Pour lutter contre la chaleur urbaine, les villes accroissent leur patrimoine arboré, l'augmentation du couvert végétal offrant plus d'ombre et de fraîcheur par évapotranspiration. Cela protège les résidents et les infrastructures de la chaleur insupportable et a le double effet d'éliminer les polluants de l'atmosphère, améliorant ainsi la qualité de l'air. Ce double effet devient triple si l'on tient compte de la contribution de ces arbres en tant que cultivateurs de biodiversité.

Pour les villes côtières, les enjeux sont encore plus élevés. Elles sont confrontées non seulement à la chaleur urbaine, mais aussi à des menaces existentielles liées à l'élévation du niveau de la mer. Cela pose une myriade de problèmes : perte de terres, inondations plus fréquentes et plus intenses, pertes de vies humaines et dommages considérables aux infrastructures. En réponse à cette situation, nombre de ces régions investissent dans des solutions fondées sur la nature, telles que les mangroves.

Les mangroves sont l'une des "merveilles" de la nature en matière de défense contre les inondations. La forme et la densité de ces arbres robustes créent des barrières grâce à la largeur transversale de la forêt et à la friction du fond, contribuant ainsi à ralentir la quantité d'eau qui passe de la mer à la terre. Ces avantages pourraient faire la différence entre les communautés côtières de basse altitude qui conservent leurs maisons et les migrations dues au climat. En reconnaissance de leur importance en tant que défense naturelle contre les inondations, les forêts de mangroves sont désormais activement protégées et reboisées après des années de destruction.

Les solutions fondées sur la nature, comme la plantation d'arbres en milieu urbain et la protection des mangroves, sont également des options rentables qui les rendent viables non seulement pour les pays développés, mais aussi pour les pays moins développés et les économies émergentes. Dans le cas des mangroves, leur valeur économique est généralement omise des budgets nationaux ou infranationaux de protection contre les inondations. Pourtant, dans des villes sujettes aux inondations comme Miami, aux États-Unis, et Cancun, au Mexique, on estime qu'elles permettent d'économiser plus de 500 millions de dollars US par an en dommages matériels évités.

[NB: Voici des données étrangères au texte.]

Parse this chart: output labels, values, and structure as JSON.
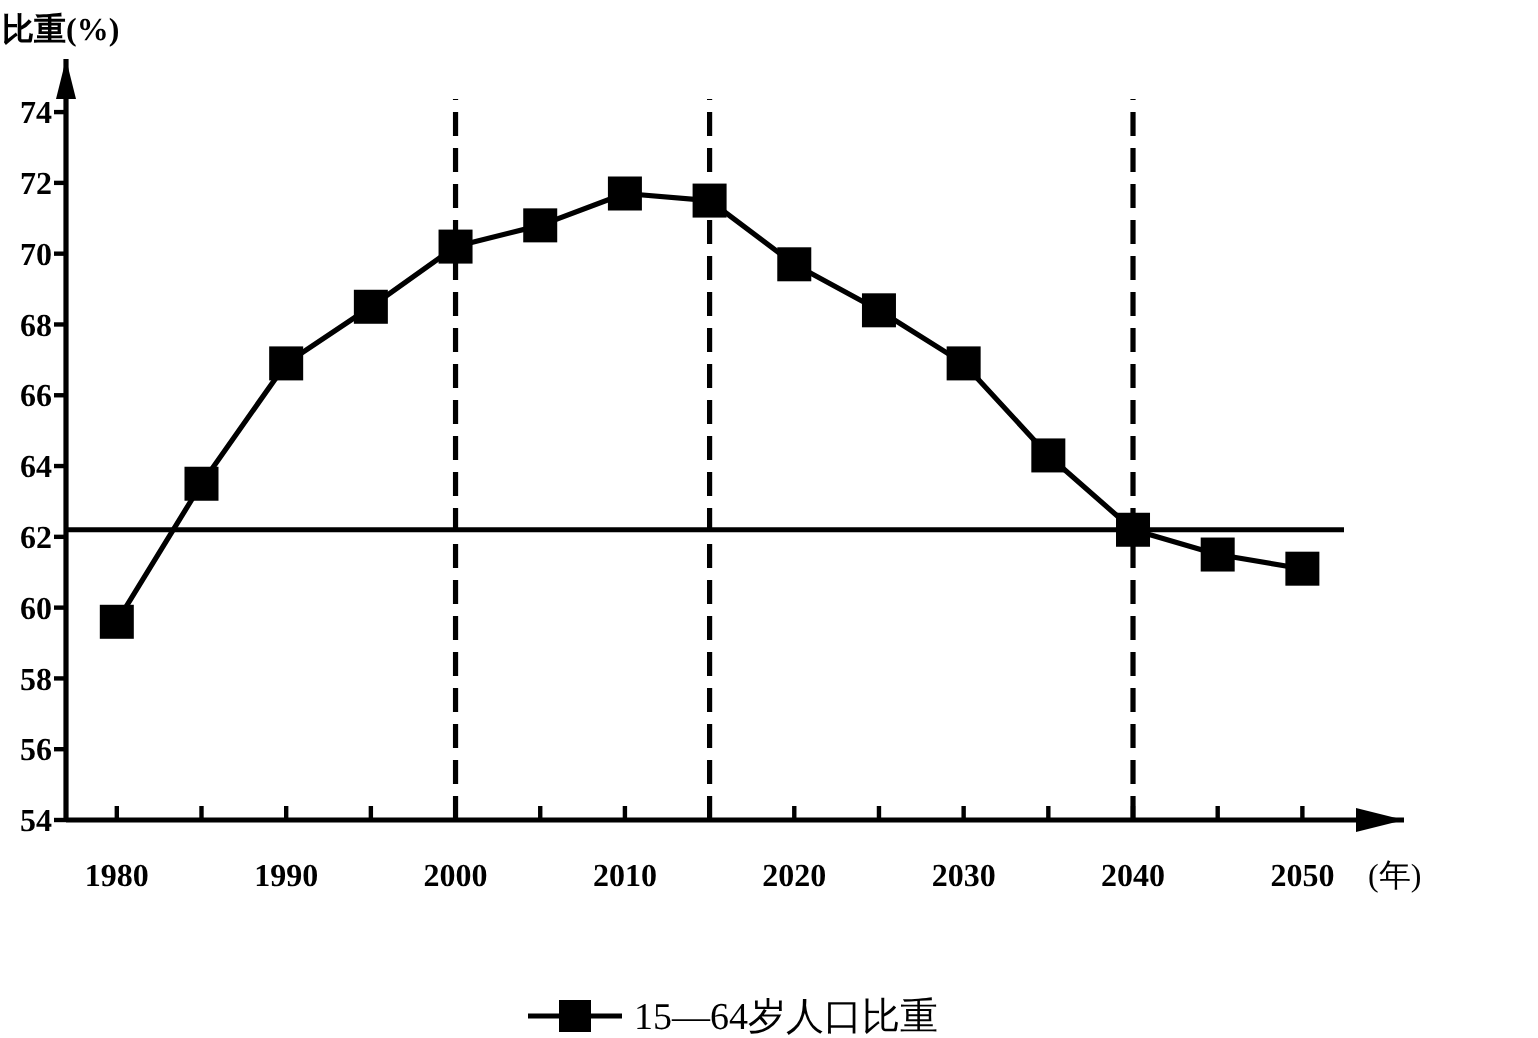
{
  "chart_data": {
    "type": "line",
    "ylabel": "比重(%)",
    "xlabel": "(年)",
    "x": [
      1980,
      1985,
      1990,
      1995,
      2000,
      2005,
      2010,
      2015,
      2020,
      2025,
      2030,
      2035,
      2040,
      2045,
      2050
    ],
    "series": [
      {
        "name": "15—64岁人口比重",
        "color": "#000000",
        "values": [
          59.6,
          63.5,
          66.9,
          68.5,
          70.2,
          70.8,
          71.7,
          71.5,
          69.7,
          68.4,
          66.9,
          64.3,
          62.2,
          61.5,
          61.1
        ]
      }
    ],
    "xlim": [
      1977,
      2056
    ],
    "xticks": [
      1980,
      {
        "value": 1985,
        "label": null
      },
      1990,
      {
        "value": 1995,
        "label": null
      },
      2000,
      {
        "value": 2005,
        "label": null
      },
      2010,
      {
        "value": 2015,
        "label": null
      },
      2020,
      {
        "value": 2025,
        "label": null
      },
      2030,
      {
        "value": 2035,
        "label": null
      },
      2040,
      {
        "value": 2045,
        "label": null
      },
      2050
    ],
    "ylim": [
      54,
      75.5
    ],
    "yticks": [
      54,
      56,
      58,
      60,
      62,
      64,
      66,
      68,
      70,
      72,
      74
    ],
    "ref_lines": [
      {
        "axis": "y",
        "value": 62.2,
        "color": "#000000",
        "line_style": "solid"
      },
      {
        "axis": "x",
        "value": 2000,
        "color": "#000000",
        "line_style": "dashed"
      },
      {
        "axis": "x",
        "value": 2015,
        "color": "#000000",
        "line_style": "dashed"
      },
      {
        "axis": "x",
        "value": 2040,
        "color": "#000000",
        "line_style": "dashed"
      }
    ],
    "marker": "square",
    "line_style": "solid",
    "legend": "bottom",
    "grid": false
  }
}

Une évaluation comparant le rapport coût-efficacité des solutions fondées sur la nature et des approches techniques d'adaptation a montré que les approches techniques sont particulièrement efficaces pour réduire les effets négatifs de certains risques à court terme, mais qu'elles sont coûteuses et n'offrent que peu, voire pas, d'avantages connexes. À l'inverse, les mesures qui s'appuient sur la nature ou l'intègrent sont généralement plus accessibles, plus abordables et permettent de faire face à plusieurs risques simultanément.

Tirer le meilleur parti de l'offre de la nature

Les villes peuvent tirer parti de ces offres en préservant les fonctions et les services des écosystèmes et en intégrant des solutions fondées sur la nature dans leur planification du développement urbain. Ce faisant, elles nous aideront à renouer avec la nature et à façonner un monde urbain où l'homme et la planète s'épanouissent.

"Les contributions de la nature aux populations sont d'une importance capitale pour les riches comme pour les pauvres, dans les pays développés comme dans les pays en développement. La nature est à la base du bien-être et des ambitions de chacun - de la santé et du bonheur à la prospérité et à la sécurité. Les gens doivent mieux comprendre toute la valeur de la nature afin de garantir sa protection et son utilisation durable."

- Sir Robert Watson, président de l'IPBES et ancien coprésident de l'évaluation des écosystèmes pour le millénaire.

Tenant compte des paroles de Watson, les responsables locaux agissent en collaborant avec les praticiens urbains et les gouvernements nationaux sur des programmes tels que UrbanShift pour réintégrer la nature dans les villes afin de les aider à passer à un avenir sans carbone et respectueux de la nature. Toutefois, le chemin à parcourir reste long et nécessite une volonté et une action politiques ainsi que la contribution de la nature.